Digital Writing Portfolio
Your final project for this course will be a portfolio that showcases two or more digital texts that you have thoughtfully developed within the conventions of digital writing while reflecting critically on these texts using readings in our class as well as in the field of digital rhetoric. Your portfolio should be created in HTML/CSS code, and you should include a homepage with an avatar/logo that you created in Photoshop and links to your digital texts and your Critical Reflection.
Digital Texts
We have been investigating a variety of genre possibilities this semester through our lab days. Potential texts include but are not limited to:
- Video Student Example
- Podcast
- Creative Writing or Digital Games w/ Twine Student Example
- Digital Poetry Professional and Student Example
- Multimedia Stories
- A Hypothetical Contribution to a Small Scale Digital Humanities Project
- Suggest a text
Critical Reflection
In addition to the two digital writing texts, you will also include a 1750-2500 word Critical Reflection of how your texts fit within the genre of digital writing. This Critical Reflection should make an argument about how your digital texts join the genre of digital writing, using analytical language from scholarly research in the field as well as theoretical and aesthetic perspectives. First, you might spend some time defining digital writing based on the texts we've read and discussions we've had in class. Then, work toward explaining how your two texts fit within that definition.

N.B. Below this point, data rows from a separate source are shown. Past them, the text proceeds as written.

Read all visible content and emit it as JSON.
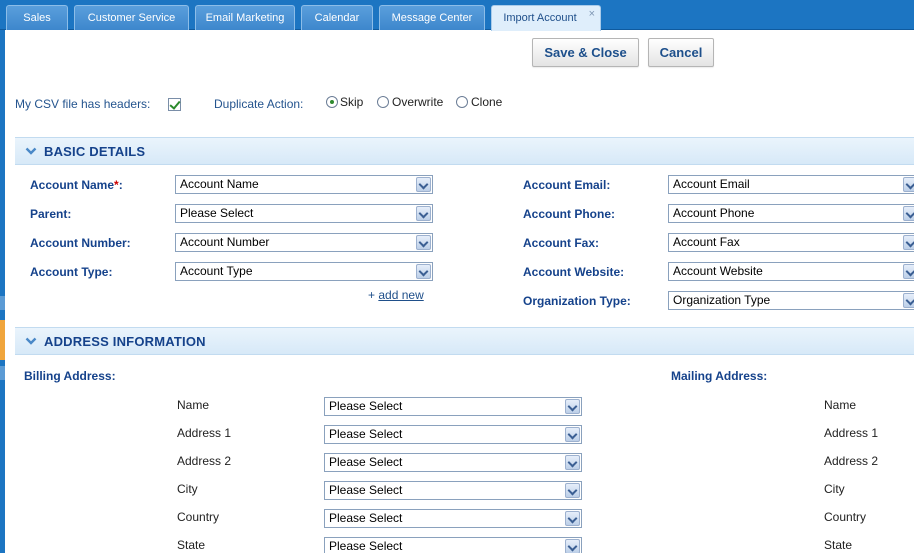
{
  "tabs": [
    {
      "label": "Sales"
    },
    {
      "label": "Customer Service"
    },
    {
      "label": "Email Marketing"
    },
    {
      "label": "Calendar"
    },
    {
      "label": "Message Center"
    },
    {
      "label": "Import Account",
      "close": "×"
    }
  ],
  "toolbar": {
    "save_close_label": "Save & Close",
    "cancel_label": "Cancel"
  },
  "options": {
    "csv_headers_label": "My CSV file has headers:",
    "duplicate_action_label": "Duplicate Action:",
    "radios": [
      {
        "label": "Skip"
      },
      {
        "label": "Overwrite"
      },
      {
        "label": "Clone"
      }
    ]
  },
  "basic_details": {
    "title": "BASIC DETAILS",
    "left_fields": [
      {
        "label": "Account Name",
        "required_mark": "*",
        "suffix": ":",
        "value": "Account Name"
      },
      {
        "label": "Parent:",
        "value": "Please Select"
      },
      {
        "label": "Account Number:",
        "value": "Account Number"
      },
      {
        "label": "Account Type:",
        "value": "Account Type"
      }
    ],
    "right_fields": [
      {
        "label": "Account Email:",
        "value": "Account Email"
      },
      {
        "label": "Account Phone:",
        "value": "Account Phone"
      },
      {
        "label": "Account Fax:",
        "value": "Account Fax"
      },
      {
        "label": "Account Website:",
        "value": "Account Website"
      },
      {
        "label": "Organization Type:",
        "value": "Organization Type"
      }
    ],
    "add_new_plus": "+",
    "add_new_label": "add new"
  },
  "address_information": {
    "title": "ADDRESS INFORMATION",
    "billing_label": "Billing Address:",
    "mailing_label": "Mailing Address:",
    "billing_fields": [
      {
        "label": "Name",
        "value": "Please Select"
      },
      {
        "label": "Address 1",
        "value": "Please Select"
      },
      {
        "label": "Address 2",
        "value": "Please Select"
      },
      {
        "label": "City",
        "value": "Please Select"
      },
      {
        "label": "Country",
        "value": "Please Select"
      },
      {
        "label": "State",
        "value": "Please Select"
      }
    ],
    "mailing_fields": [
      {
        "label": "Name"
      },
      {
        "label": "Address 1"
      },
      {
        "label": "Address 2"
      },
      {
        "label": "City"
      },
      {
        "label": "Country"
      },
      {
        "label": "State"
      }
    ]
  }
}
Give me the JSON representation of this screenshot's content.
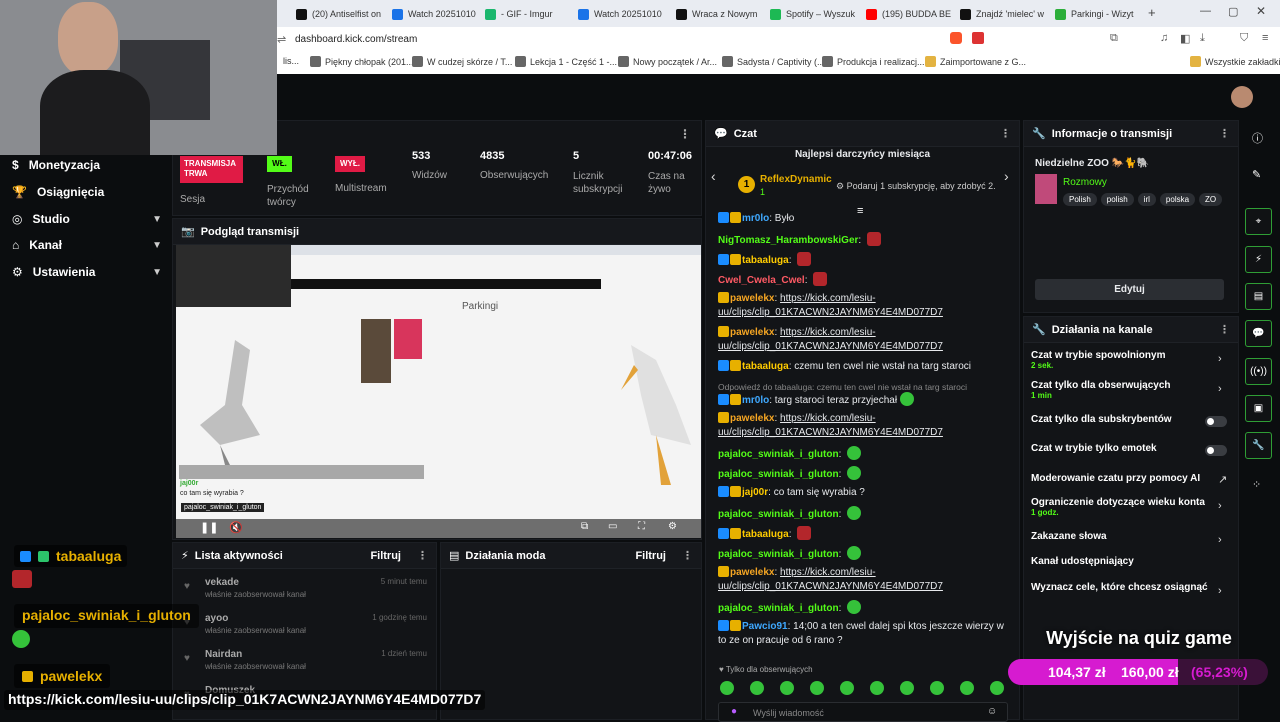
{
  "browser": {
    "tabs": [
      {
        "label": "(20) Antiselfist on",
        "color": "#111"
      },
      {
        "label": "Watch 20251010",
        "color": "#1a73e8"
      },
      {
        "label": "- GIF - Imgur",
        "color": "#1bb76e"
      },
      {
        "label": "Watch 20251010",
        "color": "#1a73e8"
      },
      {
        "label": "Wraca z Nowym",
        "color": "#111"
      },
      {
        "label": "Spotify – Wyszuk",
        "color": "#1db954"
      },
      {
        "label": "(195) BUDDA BE",
        "color": "#ff0000"
      },
      {
        "label": "Znajdź 'mielec' w",
        "color": "#111"
      },
      {
        "label": "Parkingi - Wizyt",
        "color": "#2cae3a"
      }
    ],
    "url": "dashboard.kick.com/stream",
    "bookmarks": [
      "lis...",
      "Piękny chłopak (201...",
      "W cudzej skórze / T...",
      "Lekcja 1 - Część 1 -...",
      "Nowy początek / Ar...",
      "Sadysta / Captivity (...",
      "Produkcja i realizacj...",
      "Zaimportowane z G...",
      "Wszystkie zakładki"
    ]
  },
  "sidebar": {
    "items": [
      {
        "label": "Monetyzacja"
      },
      {
        "label": "Osiągnięcia"
      },
      {
        "label": "Studio"
      },
      {
        "label": "Kanał"
      },
      {
        "label": "Ustawienia"
      }
    ]
  },
  "session": {
    "live_badge": "TRANSMISJA TRWA",
    "session_label": "Sesja",
    "revenue_badge": "WŁ.",
    "revenue_label": "Przychód twórcy",
    "multistream_badge": "WYŁ.",
    "multistream_label": "Multistream",
    "viewers_num": "533",
    "viewers_label": "Widzów",
    "followers_num": "4835",
    "followers_label": "Obserwujących",
    "subs_num": "5",
    "subs_label": "Licznik subskrypcji",
    "time_num": "00:47:06",
    "time_label": "Czas na żywo"
  },
  "preview": {
    "title": "Podgląd transmisji",
    "page_heading": "Parkingi",
    "preview_chat_user": "jaj00r",
    "preview_chat_msg": "co tam się wyrabia ?",
    "preview_user_tag": "pajaloc_swiniak_i_gluton"
  },
  "activity": {
    "title": "Lista aktywności",
    "filter": "Filtruj",
    "rows": [
      {
        "who": "vekade",
        "what": "właśnie zaobserwował kanał",
        "when": "5 minut temu"
      },
      {
        "who": "ayoo",
        "what": "właśnie zaobserwował kanał",
        "when": "1 godzinę temu"
      },
      {
        "who": "Nairdan",
        "what": "właśnie zaobserwował kanał",
        "when": "1 dzień temu"
      },
      {
        "who": "Domuszek",
        "what": "",
        "when": ""
      }
    ]
  },
  "mod": {
    "title": "Działania moda",
    "filter": "Filtruj"
  },
  "chat": {
    "title": "Czat",
    "top_title": "Najlepsi darczyńcy miesiąca",
    "top_rank": "1",
    "top_user": "ReflexDynamic",
    "top_count": "1",
    "gift_cta": "Podaruj 1 subskrypcję, aby zdobyć 2.",
    "messages": [
      {
        "user": "mr0lo",
        "text": "Było",
        "cls": "ub"
      },
      {
        "user": "NigTomasz_HarambowskiGer",
        "text": "",
        "cls": "ug",
        "emote": "red"
      },
      {
        "user": "tabaaluga",
        "text": "",
        "cls": "uy",
        "emote": "red"
      },
      {
        "user": "Cwel_Cwela_Cwel",
        "text": "",
        "cls": "ur",
        "emote": "red"
      },
      {
        "user": "pawelekx",
        "text": "https://kick.com/lesiu-uu/clips/clip_01K7ACWN2JAYNM6Y4E4MD077D7",
        "cls": "uo",
        "link": true
      },
      {
        "user": "pawelekx",
        "text": "https://kick.com/lesiu-uu/clips/clip_01K7ACWN2JAYNM6Y4E4MD077D7",
        "cls": "uo",
        "link": true
      },
      {
        "user": "tabaaluga",
        "text": "czemu ten cwel nie wstał na targ staroci",
        "cls": "uy"
      },
      {
        "reply": "Odpowiedź do tabaaluga: czemu ten cwel nie wstał na targ staroci",
        "user": "mr0lo",
        "text": "targ staroci teraz przyjechał",
        "cls": "ub",
        "emote": "green"
      },
      {
        "user": "pawelekx",
        "text": "https://kick.com/lesiu-uu/clips/clip_01K7ACWN2JAYNM6Y4E4MD077D7",
        "cls": "uo",
        "link": true
      },
      {
        "user": "pajaloc_swiniak_i_gluton",
        "text": "",
        "cls": "ug",
        "emote": "green"
      },
      {
        "user": "pajaloc_swiniak_i_gluton",
        "text": "",
        "cls": "ug",
        "emote": "green"
      },
      {
        "user": "jaj00r",
        "text": "co tam się wyrabia ?",
        "cls": "uy"
      },
      {
        "user": "pajaloc_swiniak_i_gluton",
        "text": "",
        "cls": "ug",
        "emote": "green"
      },
      {
        "user": "tabaaluga",
        "text": "",
        "cls": "uy",
        "emote": "red"
      },
      {
        "user": "pajaloc_swiniak_i_gluton",
        "text": "",
        "cls": "ug",
        "emote": "green"
      },
      {
        "user": "pawelekx",
        "text": "https://kick.com/lesiu-uu/clips/clip_01K7ACWN2JAYNM6Y4E4MD077D7",
        "cls": "uo",
        "link": true
      },
      {
        "user": "pajaloc_swiniak_i_gluton",
        "text": "",
        "cls": "ug",
        "emote": "green"
      },
      {
        "user": "Pawcio91",
        "text": "14;00 a ten cwel dalej spi ktos jeszcze wierzy w to ze on pracuje od 6 rano ?",
        "cls": "ub"
      }
    ],
    "followers_only": "Tylko dla obserwujących",
    "input_placeholder": "Wyślij wiadomość"
  },
  "info": {
    "title": "Informacje o transmisji",
    "stream_title": "Niedzielne ZOO 🐎🐈🐘",
    "category": "Rozmowy",
    "tags": [
      "Polish",
      "polish",
      "irl",
      "polska",
      "ZO"
    ],
    "edit": "Edytuj"
  },
  "channel_actions": {
    "title": "Działania na kanale",
    "items": [
      {
        "label": "Czat w trybie spowolnionym",
        "sub": "2 sek.",
        "type": "arrow"
      },
      {
        "label": "Czat tylko dla obserwujących",
        "sub": "1 min",
        "type": "arrow"
      },
      {
        "label": "Czat tylko dla subskrybentów",
        "sub": "",
        "type": "toggle"
      },
      {
        "label": "Czat w trybie tylko emotek",
        "sub": "",
        "type": "toggle"
      },
      {
        "label": "Moderowanie czatu przy pomocy AI",
        "sub": "",
        "type": "ext"
      },
      {
        "label": "Ograniczenie dotyczące wieku konta",
        "sub": "1 godz.",
        "type": "arrow"
      },
      {
        "label": "Zakazane słowa",
        "sub": "",
        "type": "arrow"
      },
      {
        "label": "Kanał udostępniający",
        "sub": "",
        "type": "none"
      },
      {
        "label": "Wyznacz cele, które chcesz osiągnąć",
        "sub": "",
        "type": "arrow"
      }
    ]
  },
  "overlay": {
    "quiz": "Wyjście na quiz game",
    "goal_current": "104,37 zł",
    "goal_target": "160,00 zł",
    "goal_pct": "65,23%",
    "goal_fraction": 0.6523,
    "name1": "tabaaluga",
    "name2": "pajaloc_swiniak_i_gluton",
    "name3": "pawelekx",
    "clip_url": "https://kick.com/lesiu-uu/clips/clip_01K7ACWN2JAYNM6Y4E4MD077D7"
  },
  "colors": {
    "kick_green": "#53fc18",
    "live_red": "#e01b45",
    "goal_pink": "#d61bd0"
  }
}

Your final critical reflection should then:
- interpret your own digital texts from a theoretical perspective
- demonstrate deep knowledge of digital writing
- demonstrate expertise in professional research
- showcase appropriate usage and application of research
- exhibit professional execution of a sustained written project that demonstrates significant development of an original idea
Rough draft due November 17th for Workshop
Final Portfolio and presentations due December 8th at 7pm
We will meet on December 8th at 7pm for brief and informal presentations. In general, this is an opportunity for us to meet one last time and celebrate the end of the semester. You will be limited to 10 minutes or less to showcase some of your digital texts and briefly explain how these texts help you theorize and define digital writing.